Technically speaking, the GDPR shouldn’t affect this site, but I made sure to include a privacy policy on our Eurovision blog, especially because we use Google Analytics and AdSense on our site. WordPress had provided a template, but to be frank, I found it a little bit too bloated for my liking.

Inspired by a tweet from Fiona Bradley, I wrote up a brief description of how our site uses cookies and what Google and Automattic (WordPress’ developer) does with them. I know I have a tendency to be verbose so I tried to keep it as simple as possible, then linked out to the Silicon Valley jargon repositories for more information.

That done, I could sit back and pop some popcorn to enjoy while reading about non-European websites caught off guard when the regulation went into effect on May 25.

We Want Qualitative Information

I am quite desperate for a way to manage and analyze qualitative data.

My main job task at work is managing quantitative data.

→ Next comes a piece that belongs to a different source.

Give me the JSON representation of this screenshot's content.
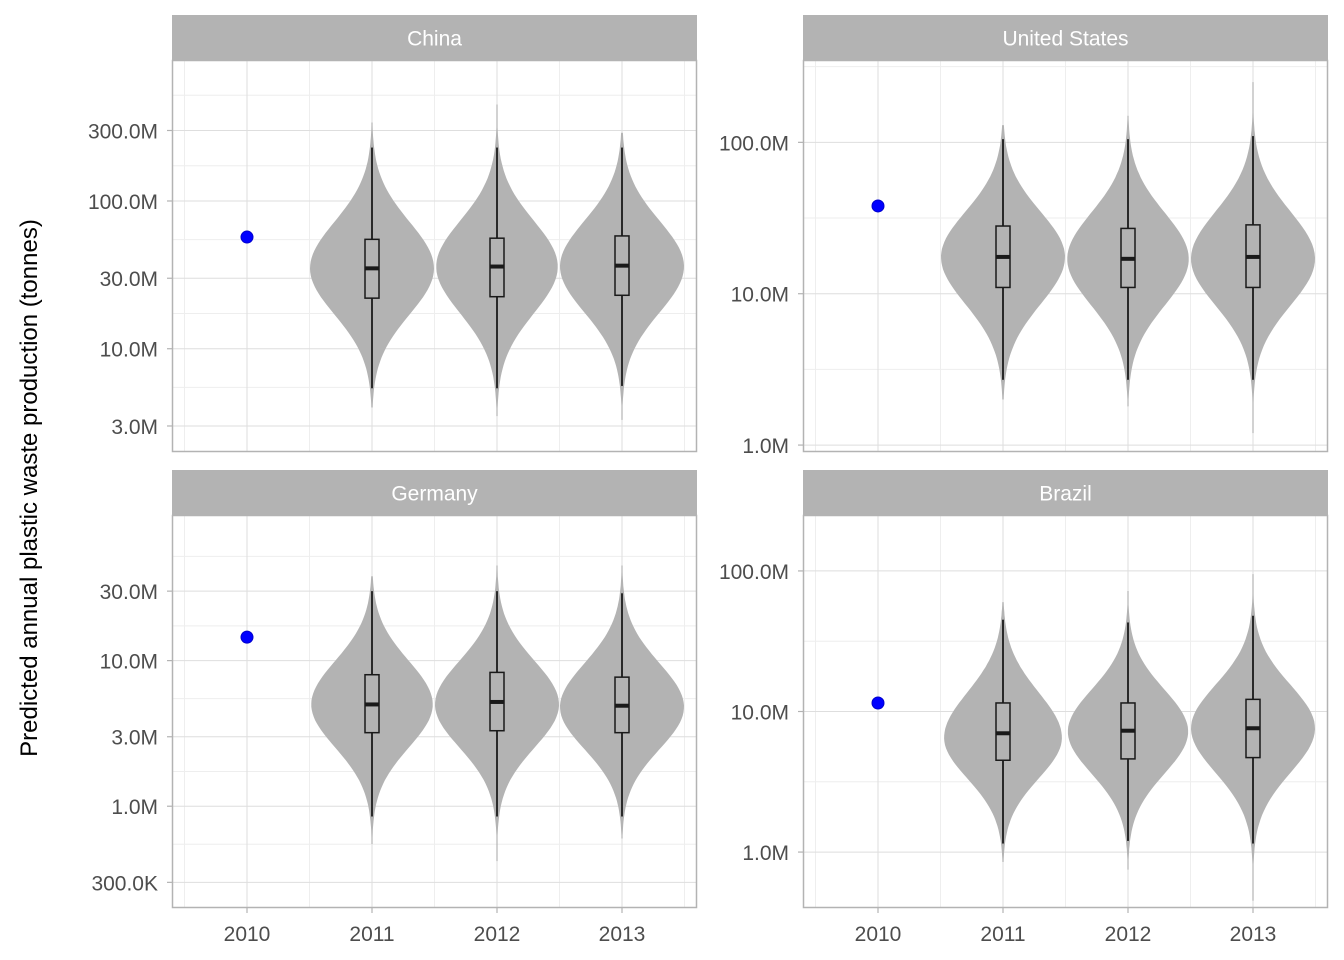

If it’s a number we can plug into a spreadsheet, I know how to collect it. There is plenty of room for improvement and, to be honest, I am cursing the fact that I didn’t pay more attention in my Access class in grad school. But generally speaking, I have a good handle on the types of quantitative data we collect, the flaws and the needed improvements to our processes and to our datasets, and the ways we can use that data to tell our story to whoever asks.

But we have access to all sorts of qualitative data as well. For example:

  • Reports from foreign service officers;
  • Cables from posts;
  • Reports submitted to an internal reporting system;
  • Posts in the community forum on our website;
  • Posts in our Facebook group;
  • Newsletters and other activity reports that are either sent to us directly or shared via our email lists.

All of this is spread out over a variety of disconnected locations. We have troves of information stashed in mattresses all over our house and seemingly no good way to tie it all together.

So that is my holy quest: to research and compile ideas for managing qualitative data and figure out how best to implement those ideas. I am told that it better not just result in a word cloud.